Some people went back to the warm comfort of their cabins, frustrated by the unhelpful weather, the promise of warm brew to stave off the icy March temperatures too much to resist after hours of waiting for something which seemed unlikely to appear. This meant that, being rather Hobbit-like in stature (one of the few occasions in which it has been a benefit, even if some people find the airy feet rather off-putting) (diversion #4) I was able to slip to the front of the ship, and peer out into the sky without the shadows of my fellow passengers heads diving across my view. There was a lot of disappointed grumbling to be heard, and the cloud was by now a thick black curtain, an apparently impenetrable, teasing veil.
But then, with literally seconds to spare (how helpful for dramatic tension that timing was), the clouds parted as though brushed aside, revealing the moment when the disc of the Moon slid over that of the Sun, and a hush descended over those determined remaining crowds on deck. A chill filtered through the air, and it felt as though everyone held their breath in unison as the cosmos put on the most wonderful display of grandeur. I have never felt more tiny and fleeting than in that moment, never been more keenly aware that I merely a minuscule collection of atoms, standing on a lump of rock zooming through an infinite and violent universe which couldn't care less is I remember to put the bins out this morning.

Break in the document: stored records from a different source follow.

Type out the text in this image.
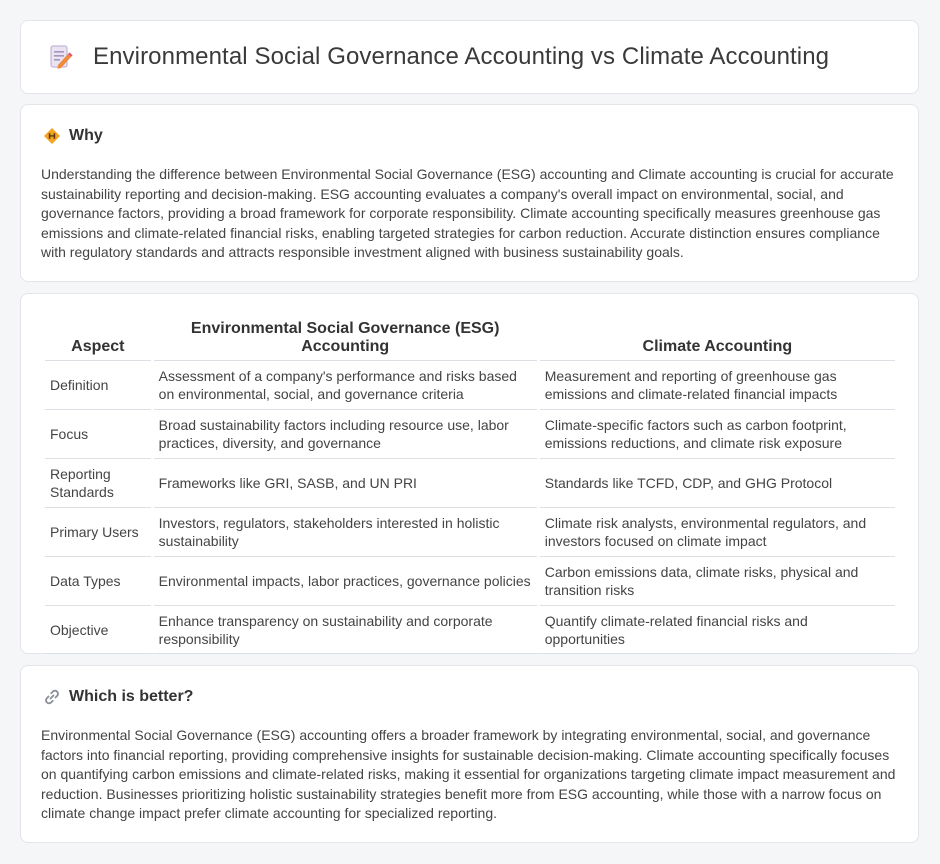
Environmental Social Governance Accounting vs Climate Accounting
Why

Understanding the difference between Environmental Social Governance (ESG) accounting and Climate accounting is crucial for accurate sustainability reporting and decision-making. ESG accounting evaluates a company's overall impact on environmental, social, and governance factors, providing a broad framework for corporate responsibility. Climate accounting specifically measures greenhouse gas emissions and climate-related financial risks, enabling targeted strategies for carbon reduction. Accurate distinction ensures compliance with regulatory standards and attracts responsible investment aligned with business sustainability goals.

Aspect	Environmental Social Governance (ESG) Accounting	Climate Accounting
Definition	Assessment of a company's performance and risks based on environmental, social, and governance criteria	Measurement and reporting of greenhouse gas emissions and climate-related financial impacts
Focus	Broad sustainability factors including resource use, labor practices, diversity, and governance	Climate-specific factors such as carbon footprint, emissions reductions, and climate risk exposure
Reporting Standards	Frameworks like GRI, SASB, and UN PRI	Standards like TCFD, CDP, and GHG Protocol
Primary Users	Investors, regulators, stakeholders interested in holistic sustainability	Climate risk analysts, environmental regulators, and investors focused on climate impact
Data Types	Environmental impacts, labor practices, governance policies	Carbon emissions data, climate risks, physical and transition risks
Objective	Enhance transparency on sustainability and corporate responsibility	Quantify climate-related financial risks and opportunities
Which is better?

Environmental Social Governance (ESG) accounting offers a broader framework by integrating environmental, social, and governance factors into financial reporting, providing comprehensive insights for sustainable decision-making. Climate accounting specifically focuses on quantifying carbon emissions and climate-related risks, making it essential for organizations targeting climate impact measurement and reduction. Businesses prioritizing holistic sustainability strategies benefit more from ESG accounting, while those with a narrow focus on climate change impact prefer climate accounting for specialized reporting.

But I also felt wonderful, privileged to see it, a wake up call, if you will. Tiny, yes. Fleeting, yes. Insignificant, definitely not. By a strange twist of fortune, when we did later dock and clamber ashore to explore the Faroes, it emerged that, from the vantage point of the shoreline, where we should have been were it not for seemigly uncooperative weather conditions, they had been unable to see totality as clearly. What serendipity that bad weather turned out to be.
So that is my long, rambling, ineloquent answer to the question that my mother particularly likes to ask me when I traipse in at 3 in the morning after a frustrating night viewing mostly clouds. In the 200,000 odd years that humans have been rattling around this lump of rock, what an honour it is to be alive in this tiny slither of time in the history of the universe when I can freely and confidently explore our universe from my back garden. What an honour indeed.